Sinn Fein refused to agree to a meeting linked to the large-scale jubilee party which is to be held in the grounds of Stormont, the Belfast seat of government.
Although the party has brushed aside many of its old taboos in recent years, it clearly drew the line at having Mr McGuinness, who is Northern Ireland's deputy first minister, associated with the spectacle of more than ten thousand flag-waving royalists.
Sinn Fein president Gerry Adams said: "This will understandably cause difficulty for republicans and nationalists, especially those who have suffered at the hands of British forces." But he added that the move reflected a "genuine desire to embrace our unionist neighbours".
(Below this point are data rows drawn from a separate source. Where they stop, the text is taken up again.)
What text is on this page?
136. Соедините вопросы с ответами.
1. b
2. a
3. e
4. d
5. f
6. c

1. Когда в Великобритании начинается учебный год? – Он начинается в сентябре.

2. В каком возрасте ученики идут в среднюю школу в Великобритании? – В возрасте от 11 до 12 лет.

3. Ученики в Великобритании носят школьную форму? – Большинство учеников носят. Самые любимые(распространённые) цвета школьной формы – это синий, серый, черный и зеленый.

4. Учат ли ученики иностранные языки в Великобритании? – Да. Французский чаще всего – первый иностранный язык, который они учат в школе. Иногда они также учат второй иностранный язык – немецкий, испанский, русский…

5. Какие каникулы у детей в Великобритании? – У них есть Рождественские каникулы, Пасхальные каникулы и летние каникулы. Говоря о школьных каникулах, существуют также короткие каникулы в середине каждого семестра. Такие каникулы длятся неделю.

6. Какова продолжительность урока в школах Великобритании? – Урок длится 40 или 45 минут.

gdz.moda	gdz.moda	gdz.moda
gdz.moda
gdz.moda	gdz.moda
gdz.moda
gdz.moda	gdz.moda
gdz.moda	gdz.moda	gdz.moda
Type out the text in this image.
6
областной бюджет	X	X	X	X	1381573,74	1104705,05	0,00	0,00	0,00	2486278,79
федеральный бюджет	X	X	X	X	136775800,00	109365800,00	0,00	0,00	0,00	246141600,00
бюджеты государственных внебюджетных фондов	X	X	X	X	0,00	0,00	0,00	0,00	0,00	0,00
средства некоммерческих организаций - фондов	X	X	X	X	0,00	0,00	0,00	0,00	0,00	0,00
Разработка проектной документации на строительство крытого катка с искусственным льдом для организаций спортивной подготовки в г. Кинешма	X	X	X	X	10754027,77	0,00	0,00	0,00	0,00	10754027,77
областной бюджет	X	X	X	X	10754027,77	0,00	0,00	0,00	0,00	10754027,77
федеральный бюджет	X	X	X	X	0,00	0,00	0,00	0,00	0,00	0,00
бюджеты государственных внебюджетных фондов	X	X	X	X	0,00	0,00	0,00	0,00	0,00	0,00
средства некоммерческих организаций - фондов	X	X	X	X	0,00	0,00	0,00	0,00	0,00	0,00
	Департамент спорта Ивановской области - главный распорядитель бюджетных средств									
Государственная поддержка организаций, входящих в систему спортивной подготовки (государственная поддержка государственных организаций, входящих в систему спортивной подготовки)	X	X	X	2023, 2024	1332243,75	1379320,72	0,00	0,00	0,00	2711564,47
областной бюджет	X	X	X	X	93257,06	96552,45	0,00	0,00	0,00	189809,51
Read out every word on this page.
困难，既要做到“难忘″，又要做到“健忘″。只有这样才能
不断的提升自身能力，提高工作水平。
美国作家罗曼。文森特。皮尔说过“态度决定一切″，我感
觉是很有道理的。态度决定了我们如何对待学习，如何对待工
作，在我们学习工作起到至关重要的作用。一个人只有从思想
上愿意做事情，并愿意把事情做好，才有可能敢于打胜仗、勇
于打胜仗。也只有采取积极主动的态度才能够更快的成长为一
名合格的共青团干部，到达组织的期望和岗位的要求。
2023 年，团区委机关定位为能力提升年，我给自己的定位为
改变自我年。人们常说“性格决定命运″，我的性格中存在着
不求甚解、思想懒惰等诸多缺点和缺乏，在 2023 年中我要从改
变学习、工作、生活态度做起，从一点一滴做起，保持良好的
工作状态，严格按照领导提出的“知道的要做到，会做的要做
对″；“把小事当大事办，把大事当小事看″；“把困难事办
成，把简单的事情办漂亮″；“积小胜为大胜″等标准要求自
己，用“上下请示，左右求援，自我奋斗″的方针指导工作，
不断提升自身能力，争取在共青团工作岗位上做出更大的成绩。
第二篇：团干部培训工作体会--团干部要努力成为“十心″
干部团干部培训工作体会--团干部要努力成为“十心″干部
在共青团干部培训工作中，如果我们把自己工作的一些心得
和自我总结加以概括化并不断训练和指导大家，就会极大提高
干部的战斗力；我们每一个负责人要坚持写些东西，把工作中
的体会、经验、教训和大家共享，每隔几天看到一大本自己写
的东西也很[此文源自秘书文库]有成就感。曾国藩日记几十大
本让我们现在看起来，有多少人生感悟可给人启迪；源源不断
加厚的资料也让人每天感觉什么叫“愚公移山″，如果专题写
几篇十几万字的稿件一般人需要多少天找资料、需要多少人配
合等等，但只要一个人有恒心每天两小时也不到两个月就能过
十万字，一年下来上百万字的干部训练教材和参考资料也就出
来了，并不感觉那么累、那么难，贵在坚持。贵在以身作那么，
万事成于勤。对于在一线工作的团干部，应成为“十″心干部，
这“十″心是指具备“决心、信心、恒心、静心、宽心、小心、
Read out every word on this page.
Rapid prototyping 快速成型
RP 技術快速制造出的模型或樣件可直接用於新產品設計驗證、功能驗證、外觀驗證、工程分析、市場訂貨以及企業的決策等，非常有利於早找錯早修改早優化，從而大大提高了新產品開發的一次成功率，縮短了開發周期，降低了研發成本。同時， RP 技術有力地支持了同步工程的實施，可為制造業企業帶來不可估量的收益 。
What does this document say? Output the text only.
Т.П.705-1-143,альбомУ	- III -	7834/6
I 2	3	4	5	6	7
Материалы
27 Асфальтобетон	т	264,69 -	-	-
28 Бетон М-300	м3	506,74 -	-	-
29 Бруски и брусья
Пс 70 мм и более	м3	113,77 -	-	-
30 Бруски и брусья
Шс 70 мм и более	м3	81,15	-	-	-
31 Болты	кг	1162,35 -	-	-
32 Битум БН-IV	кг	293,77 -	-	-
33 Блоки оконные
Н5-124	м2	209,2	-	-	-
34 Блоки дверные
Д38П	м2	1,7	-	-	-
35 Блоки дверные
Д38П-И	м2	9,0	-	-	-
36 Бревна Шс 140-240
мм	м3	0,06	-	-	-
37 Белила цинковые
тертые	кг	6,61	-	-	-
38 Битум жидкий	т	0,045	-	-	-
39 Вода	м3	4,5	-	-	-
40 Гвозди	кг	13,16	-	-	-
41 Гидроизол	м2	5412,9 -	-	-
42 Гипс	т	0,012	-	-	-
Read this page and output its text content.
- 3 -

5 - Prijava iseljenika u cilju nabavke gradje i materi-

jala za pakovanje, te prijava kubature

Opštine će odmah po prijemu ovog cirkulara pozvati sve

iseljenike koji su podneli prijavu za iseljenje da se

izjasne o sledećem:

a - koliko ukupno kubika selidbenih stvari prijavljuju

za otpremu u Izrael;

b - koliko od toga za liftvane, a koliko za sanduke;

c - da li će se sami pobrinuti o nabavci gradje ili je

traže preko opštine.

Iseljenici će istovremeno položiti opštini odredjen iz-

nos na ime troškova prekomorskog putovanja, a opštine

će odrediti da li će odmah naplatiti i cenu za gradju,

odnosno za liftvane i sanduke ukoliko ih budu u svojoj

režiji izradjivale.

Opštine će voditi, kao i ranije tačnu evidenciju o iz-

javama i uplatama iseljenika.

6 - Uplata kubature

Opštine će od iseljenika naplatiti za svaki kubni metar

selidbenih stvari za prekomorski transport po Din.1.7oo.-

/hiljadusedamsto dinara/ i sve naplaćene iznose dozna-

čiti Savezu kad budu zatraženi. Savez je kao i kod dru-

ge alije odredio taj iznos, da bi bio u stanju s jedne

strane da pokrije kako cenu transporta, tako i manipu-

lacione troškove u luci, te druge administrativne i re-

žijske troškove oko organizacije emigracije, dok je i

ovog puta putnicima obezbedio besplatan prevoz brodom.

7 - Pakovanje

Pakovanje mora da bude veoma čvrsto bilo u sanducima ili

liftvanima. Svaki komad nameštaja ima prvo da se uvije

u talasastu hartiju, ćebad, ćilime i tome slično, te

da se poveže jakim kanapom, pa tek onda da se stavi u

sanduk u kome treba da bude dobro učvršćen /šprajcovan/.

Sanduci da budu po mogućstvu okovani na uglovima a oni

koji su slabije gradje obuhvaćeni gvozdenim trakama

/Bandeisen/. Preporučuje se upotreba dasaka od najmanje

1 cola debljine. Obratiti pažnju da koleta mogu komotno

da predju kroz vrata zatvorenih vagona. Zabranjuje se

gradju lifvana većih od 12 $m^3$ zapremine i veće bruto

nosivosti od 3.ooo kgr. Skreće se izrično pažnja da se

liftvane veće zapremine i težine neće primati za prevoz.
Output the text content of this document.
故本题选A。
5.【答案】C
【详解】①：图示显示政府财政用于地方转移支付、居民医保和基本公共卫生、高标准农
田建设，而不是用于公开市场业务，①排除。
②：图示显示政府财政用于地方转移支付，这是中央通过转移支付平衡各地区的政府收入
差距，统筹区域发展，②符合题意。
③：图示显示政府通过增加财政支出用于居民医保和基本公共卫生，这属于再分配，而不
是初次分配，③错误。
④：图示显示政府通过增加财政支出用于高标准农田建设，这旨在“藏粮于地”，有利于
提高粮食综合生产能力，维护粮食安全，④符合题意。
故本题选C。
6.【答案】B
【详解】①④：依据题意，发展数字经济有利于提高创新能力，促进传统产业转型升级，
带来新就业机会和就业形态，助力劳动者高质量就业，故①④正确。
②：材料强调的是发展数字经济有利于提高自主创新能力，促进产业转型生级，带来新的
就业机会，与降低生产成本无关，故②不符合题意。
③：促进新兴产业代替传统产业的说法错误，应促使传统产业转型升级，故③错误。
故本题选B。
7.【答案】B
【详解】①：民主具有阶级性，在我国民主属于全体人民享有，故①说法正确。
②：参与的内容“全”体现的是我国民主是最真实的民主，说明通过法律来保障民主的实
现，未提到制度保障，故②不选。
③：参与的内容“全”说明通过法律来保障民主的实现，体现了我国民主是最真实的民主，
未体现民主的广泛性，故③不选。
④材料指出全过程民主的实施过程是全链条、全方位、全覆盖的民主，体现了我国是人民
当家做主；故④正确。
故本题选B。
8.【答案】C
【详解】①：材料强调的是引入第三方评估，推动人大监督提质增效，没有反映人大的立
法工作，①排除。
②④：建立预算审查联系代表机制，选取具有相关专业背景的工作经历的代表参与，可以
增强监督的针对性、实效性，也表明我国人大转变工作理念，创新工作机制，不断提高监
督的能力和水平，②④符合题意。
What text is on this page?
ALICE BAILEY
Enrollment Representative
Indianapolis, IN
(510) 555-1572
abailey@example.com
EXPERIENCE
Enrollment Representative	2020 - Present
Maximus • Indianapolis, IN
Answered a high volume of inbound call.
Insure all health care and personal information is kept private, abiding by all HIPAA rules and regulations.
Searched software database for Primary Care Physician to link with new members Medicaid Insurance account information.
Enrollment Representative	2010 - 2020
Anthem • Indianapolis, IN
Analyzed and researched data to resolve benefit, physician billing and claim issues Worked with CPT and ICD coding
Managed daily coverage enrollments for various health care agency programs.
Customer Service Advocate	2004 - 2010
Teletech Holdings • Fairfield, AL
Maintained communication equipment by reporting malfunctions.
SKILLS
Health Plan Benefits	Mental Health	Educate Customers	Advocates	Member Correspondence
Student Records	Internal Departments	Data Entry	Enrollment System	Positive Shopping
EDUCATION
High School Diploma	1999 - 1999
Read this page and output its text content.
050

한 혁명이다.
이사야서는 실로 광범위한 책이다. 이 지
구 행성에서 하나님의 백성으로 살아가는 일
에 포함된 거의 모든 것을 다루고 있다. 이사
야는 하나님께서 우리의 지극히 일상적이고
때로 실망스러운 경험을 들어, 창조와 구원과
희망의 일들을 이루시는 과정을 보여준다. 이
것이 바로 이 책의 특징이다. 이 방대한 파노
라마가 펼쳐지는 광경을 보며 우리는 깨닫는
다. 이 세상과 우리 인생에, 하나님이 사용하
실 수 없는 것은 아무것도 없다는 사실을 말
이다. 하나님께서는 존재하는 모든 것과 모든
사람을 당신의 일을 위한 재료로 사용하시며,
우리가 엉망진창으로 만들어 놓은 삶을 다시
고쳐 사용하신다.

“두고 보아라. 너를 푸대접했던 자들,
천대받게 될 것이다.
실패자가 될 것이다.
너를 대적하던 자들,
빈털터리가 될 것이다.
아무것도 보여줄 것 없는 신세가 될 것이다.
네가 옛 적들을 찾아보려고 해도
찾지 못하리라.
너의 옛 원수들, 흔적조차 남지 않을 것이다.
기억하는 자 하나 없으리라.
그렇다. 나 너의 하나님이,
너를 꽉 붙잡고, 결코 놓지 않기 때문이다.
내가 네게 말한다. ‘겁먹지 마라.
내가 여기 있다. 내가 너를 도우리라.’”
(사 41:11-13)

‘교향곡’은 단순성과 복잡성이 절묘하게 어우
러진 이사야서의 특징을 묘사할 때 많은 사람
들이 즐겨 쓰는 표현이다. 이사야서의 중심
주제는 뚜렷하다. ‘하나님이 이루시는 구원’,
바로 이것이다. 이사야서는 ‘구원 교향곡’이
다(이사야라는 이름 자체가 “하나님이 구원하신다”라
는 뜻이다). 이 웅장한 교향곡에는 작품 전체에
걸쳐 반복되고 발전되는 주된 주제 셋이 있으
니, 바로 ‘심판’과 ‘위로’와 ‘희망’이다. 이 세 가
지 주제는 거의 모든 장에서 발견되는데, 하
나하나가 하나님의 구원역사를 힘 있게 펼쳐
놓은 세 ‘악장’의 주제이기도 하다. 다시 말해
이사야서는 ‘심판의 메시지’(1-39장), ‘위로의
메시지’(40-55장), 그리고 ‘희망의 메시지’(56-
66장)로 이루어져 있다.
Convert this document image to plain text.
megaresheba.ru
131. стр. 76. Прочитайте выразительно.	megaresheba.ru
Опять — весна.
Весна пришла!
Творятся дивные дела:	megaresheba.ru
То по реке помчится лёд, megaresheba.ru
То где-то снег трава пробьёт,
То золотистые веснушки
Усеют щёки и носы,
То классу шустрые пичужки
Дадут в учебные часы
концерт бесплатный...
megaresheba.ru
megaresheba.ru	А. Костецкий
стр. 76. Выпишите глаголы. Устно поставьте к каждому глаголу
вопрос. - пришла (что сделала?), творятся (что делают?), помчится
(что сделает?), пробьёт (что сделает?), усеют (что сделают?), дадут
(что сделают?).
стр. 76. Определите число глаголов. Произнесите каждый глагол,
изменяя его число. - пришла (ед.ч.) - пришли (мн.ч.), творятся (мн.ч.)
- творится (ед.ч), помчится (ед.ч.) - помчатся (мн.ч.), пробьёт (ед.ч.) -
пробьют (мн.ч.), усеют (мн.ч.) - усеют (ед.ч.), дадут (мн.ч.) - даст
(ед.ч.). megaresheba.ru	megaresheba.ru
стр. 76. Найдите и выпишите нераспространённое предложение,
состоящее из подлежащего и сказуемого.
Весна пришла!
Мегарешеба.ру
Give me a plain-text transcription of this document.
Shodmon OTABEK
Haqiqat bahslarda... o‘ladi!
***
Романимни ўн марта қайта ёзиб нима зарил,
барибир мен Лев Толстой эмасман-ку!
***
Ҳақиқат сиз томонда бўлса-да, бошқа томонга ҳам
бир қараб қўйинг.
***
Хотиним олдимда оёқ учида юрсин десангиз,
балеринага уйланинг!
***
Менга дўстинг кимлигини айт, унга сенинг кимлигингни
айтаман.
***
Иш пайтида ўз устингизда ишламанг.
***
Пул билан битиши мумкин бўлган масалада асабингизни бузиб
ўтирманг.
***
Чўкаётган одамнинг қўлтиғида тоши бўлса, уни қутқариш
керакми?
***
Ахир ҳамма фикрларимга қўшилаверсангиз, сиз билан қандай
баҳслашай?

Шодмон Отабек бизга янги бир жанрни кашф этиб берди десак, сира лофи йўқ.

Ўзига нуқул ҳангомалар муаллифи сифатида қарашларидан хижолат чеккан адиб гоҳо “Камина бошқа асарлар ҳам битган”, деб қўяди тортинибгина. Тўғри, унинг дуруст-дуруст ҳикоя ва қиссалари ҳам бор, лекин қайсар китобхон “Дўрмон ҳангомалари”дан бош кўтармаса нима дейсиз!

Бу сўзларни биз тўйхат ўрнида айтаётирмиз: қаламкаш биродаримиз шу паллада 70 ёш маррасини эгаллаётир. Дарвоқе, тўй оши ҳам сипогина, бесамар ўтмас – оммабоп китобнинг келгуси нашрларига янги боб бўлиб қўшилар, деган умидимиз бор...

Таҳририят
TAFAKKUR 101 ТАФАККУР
It was announced that the Queen will meet Mr McGuinness, a former IRA commander, in an Anglo-Irish setting rather than at a specifically British event. This will not be a jubilee event, but a reception organised by Cooperation Ireland, a peace-building charity.
The organisation said it would invite "a small number of guests to recognise and celebrate the transformational strength of the arts and culture across the community in Northern Ireland and throughout Ireland."
Those invited will include Mr McGuinness and his unionist partner in government, first minister Peter Robinson.
The Queen, who is due to visit Northern Ireland on Tuesday and Wednesday, is joint patron of Co-operation Ireland with Irish President Michael D. Higgins.
The Sinn Fein decision was widely seen as inevitable since the republicans are regarded as having missed a trick when they boycotted the Queen's visit to Dublin a year ago.
That visit was hailed as a resounding success and indeed a historic moment in Anglo-Irish relations, especially when the Queen dressed in green and, to general surprise and delight, spoke several words of Irish in a speech.
She was applauded for being prepared to consign decades of Anglo-Irish friction to the past. In meeting Mr McGuinness she will be aware that the organisation he once led assassinated her relative, Lord Mountbatten.
On that occasion Sinn Fein found itself excluded from the general outpouring of goodwill. The irony was that the party has often been prepared to discard many facets of traditional republican policy, but during that royal event it held back.
There have been some low-level rumbles of discontent among republican ranks about a meeting with the Queen, who is immensely popular among Northern Ireland Protestants but holds less appeal for many Catholics and nationalists.
But there has been no outright opposition from within republican ranks, with most activists appearing relatively relaxed about the prospect.
The charity's chief executive Peter Sheridan, a former Belfast police officer, said of the reception: "It is something that demonstrates to ordinary people out there that we have gotten to the stage where we can acknowledge each other with respect." He described it as "part of the healing process."